Oberlin Alumni Magazine

A Love of Languages

Thanks to intensive support from Oberlin, Edith Clowes '73 was inspired to study and teach Russian.

October 15, 2025

Annie Zaleski

a person wearing a white collared shirt and glasses stands in front of magenta flowers

Edith Clowes ’73

Photo credit: Courtesy of Edith Clowes

From a very young age, Edith Clowes ’73 was good at languages. “I was always imitating people without knowing what they were saying,” she says. “And my mother was a language wiz. She just adored learning languages.” 

Clowes followed in her mother’s footsteps, first learning French and later German. Upon arriving at Oberlin, she packed a whole first-year Russian course (and part of the second-year course) into a “very intensive” fall semester and Winter Term. She continued immersing herself in the language, even visiting a “funky, quaint farm community” in New Jersey for a few weeks to practice Russian with native speakers.

Opportunities kept coming her way. “Faculty pulled me along on summer programs in Europe,” she recalls. “I stayed in touch with literally every faculty member I knew and made lifelong friendships with them and other students. It was incredibly enriching.”
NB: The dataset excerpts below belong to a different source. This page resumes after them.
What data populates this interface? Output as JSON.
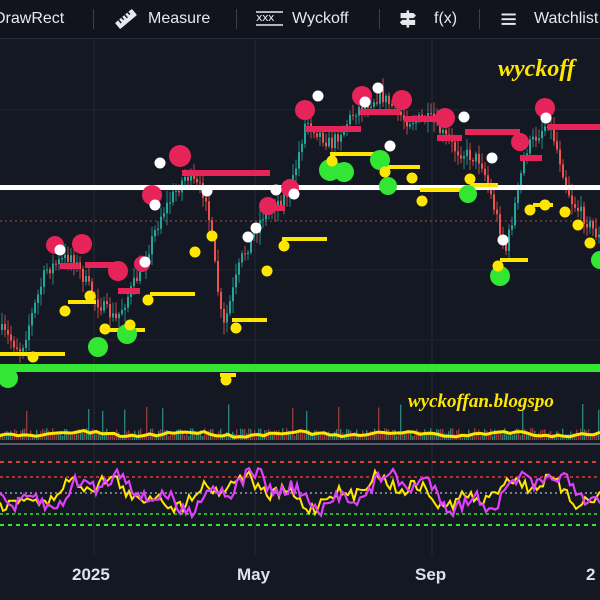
{
  "toolbar": {
    "items": [
      {
        "label": "DrawRect",
        "icon": "draw-rect-icon"
      },
      {
        "label": "Measure",
        "icon": "ruler-icon"
      },
      {
        "label": "Wyckoff",
        "icon": "wyckoff-icon"
      },
      {
        "label": "f(x)",
        "icon": "function-icon"
      },
      {
        "label": "Watchlist",
        "icon": "list-icon"
      }
    ]
  },
  "watermarks": {
    "top": "wyckoff",
    "middle": "wyckoffan.blogspo"
  },
  "x_axis": {
    "labels": [
      "2025",
      "May",
      "Sep",
      "2"
    ]
  },
  "colors": {
    "background": "#141823",
    "up_candle": "#26a69a",
    "down_candle": "#ef5350",
    "resistance_line": "#ffffff",
    "support_line": "#33e633",
    "upper_markers": "#e6245a",
    "lower_markers": "#ffe600",
    "green_markers": "#33e633",
    "oscillator_1": "#e040fb",
    "oscillator_2": "#ffe600"
  }
}
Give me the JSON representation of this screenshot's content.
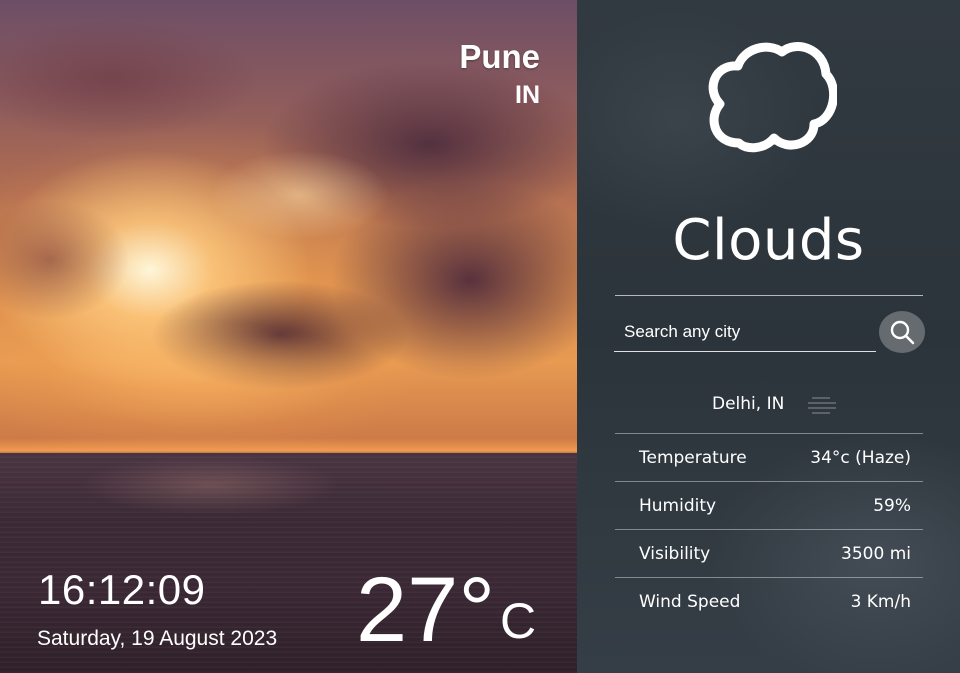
{
  "hero": {
    "city": "Pune",
    "country": "IN",
    "time": "16:12:09",
    "date": "Saturday, 19 August 2023",
    "temperature": "27°",
    "temperature_unit": "C"
  },
  "panel": {
    "weather_icon": "cloud-icon",
    "condition": "Clouds",
    "search": {
      "placeholder": "Search any city",
      "button_icon": "search-icon"
    },
    "result": {
      "location": "Delhi, IN",
      "icon": "haze-icon"
    },
    "stats": [
      {
        "label": "Temperature",
        "value": "34°c (Haze)"
      },
      {
        "label": "Humidity",
        "value": "59%"
      },
      {
        "label": "Visibility",
        "value": "3500 mi"
      },
      {
        "label": "Wind Speed",
        "value": "3 Km/h"
      }
    ]
  }
}
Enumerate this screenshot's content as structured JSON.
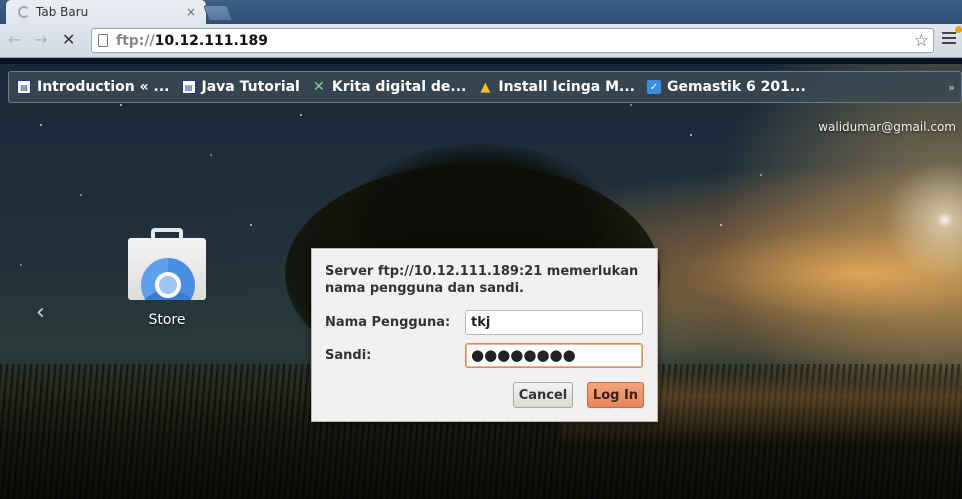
{
  "tab": {
    "title": "Tab Baru",
    "close": "×"
  },
  "toolbar": {
    "back": "←",
    "forward": "→",
    "stop": "✕",
    "url_scheme": "ftp://",
    "url_host": "10.12.111.189",
    "star": "☆"
  },
  "bookmarks": {
    "items": [
      {
        "label": "Introduction « ...",
        "icon": "page-icon"
      },
      {
        "label": "Java Tutorial",
        "icon": "page-icon"
      },
      {
        "label": "Krita digital de...",
        "icon": "krita-icon"
      },
      {
        "label": "Install Icinga M...",
        "icon": "icinga-icon"
      },
      {
        "label": "Gemastik 6 201...",
        "icon": "checkbox-icon"
      }
    ],
    "more": "»"
  },
  "ntp": {
    "account": "walidumar@gmail.com",
    "prev_arrow": "‹",
    "apps": [
      {
        "label": "Store"
      }
    ]
  },
  "dialog": {
    "message": "Server ftp://10.12.111.189:21 memerlukan nama pengguna dan sandi.",
    "username_label": "Nama Pengguna:",
    "username_value": "tkj",
    "password_label": "Sandi:",
    "password_value": "●●●●●●●●",
    "cancel_label": "Cancel",
    "login_label": "Log In"
  },
  "colors": {
    "login_button": "#e8865c",
    "tabstrip": "#2f4f74",
    "focus_border": "#e08a5a"
  }
}
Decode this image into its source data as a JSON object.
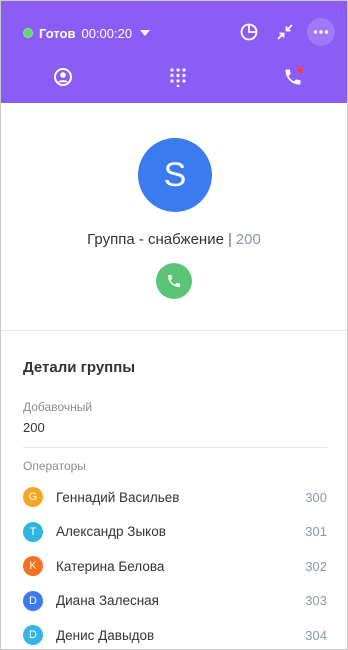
{
  "header": {
    "status_text": "Готов",
    "status_time": "00:00:20",
    "status_color": "#5ED86A",
    "bg_color": "#8B5CF6",
    "icons": [
      "pie-chart-icon",
      "minimize-icon",
      "more-icon"
    ],
    "tabs": [
      {
        "name": "contacts-tab",
        "icon": "user-circle-icon"
      },
      {
        "name": "dialpad-tab",
        "icon": "dialpad-icon"
      },
      {
        "name": "calls-tab",
        "icon": "phone-icon",
        "badge": true
      }
    ]
  },
  "contact": {
    "avatar_letter": "S",
    "avatar_color": "#3B7BF0",
    "title": "Группа - снабжение",
    "separator": "|",
    "extension": "200",
    "call_color": "#5CC477"
  },
  "details": {
    "title": "Детали группы",
    "extension_label": "Добавочный",
    "extension_value": "200",
    "operators_label": "Операторы",
    "operators": [
      {
        "initial": "G",
        "name": "Геннадий Васильев",
        "number": "300",
        "color": "#F5A623"
      },
      {
        "initial": "T",
        "name": "Александр Зыков",
        "number": "301",
        "color": "#2FB6E0"
      },
      {
        "initial": "K",
        "name": "Катерина Белова",
        "number": "302",
        "color": "#F5701F"
      },
      {
        "initial": "D",
        "name": "Диана Залесная",
        "number": "303",
        "color": "#3B7BF0"
      },
      {
        "initial": "D",
        "name": "Денис Давыдов",
        "number": "304",
        "color": "#33B5E5"
      }
    ]
  }
}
Clowes later earned a doctorate at Yale, writing a dissertation on the impact of Friedrich Nietzsche’s philosophy on Russian culture and writing. While conducting this research in the Soviet Union, she struggled to obtain the materials she needed—for example, evidence that the socialist philosopher Maxim Gorky was influenced by Nietzsche—because of Nietzsche’s problematic reputation at the time. 

However, she found plenty of people willing to share their knowledge. “There were so many people in the intellectual underground who really wanted to have free speech,” she says. “It was heartening to see so many intellectuals, librarians, and archivists who would come and talk to me or invite me for tea in their apartments and say, ‘Here, take these. This is important for you.’”

Clowes went on to teach Russian language, literature, and culture at the college level, eventually becoming the Brown-Forman Chair in the Humanities in the Slavic languages and literatures department at the University of Virginia before retiring this year. She also wrote (or co-wrote), edited, and translated several books and articles on global studies and post-Soviet Russian identity. In recognition of her esteemed career, Clowes received the 2025 Distinguished Contributions Award from the Association for Slavic, East European, and Eurasian Studies. 

Along the way, Clowes gave back to Oberlin. In 1998, she helped start the Oberlin Center for Russian, East European, and Central Asian Studies (OCREECAS). This led to her funding a scholarship to support Oberlin students studying Russian language, and, as of fall 2025, the Edith W. Clowes Endowed Professorship in Russian. 

In other words, going forward, future students will have the opportunity to study Russian at Oberlin, just like Clowes did. “[Language training is] a very intensive process, but also extremely exciting,” she says. “It changes a person for the better in terms of expanding their understanding of themselves and their opportunities in life.”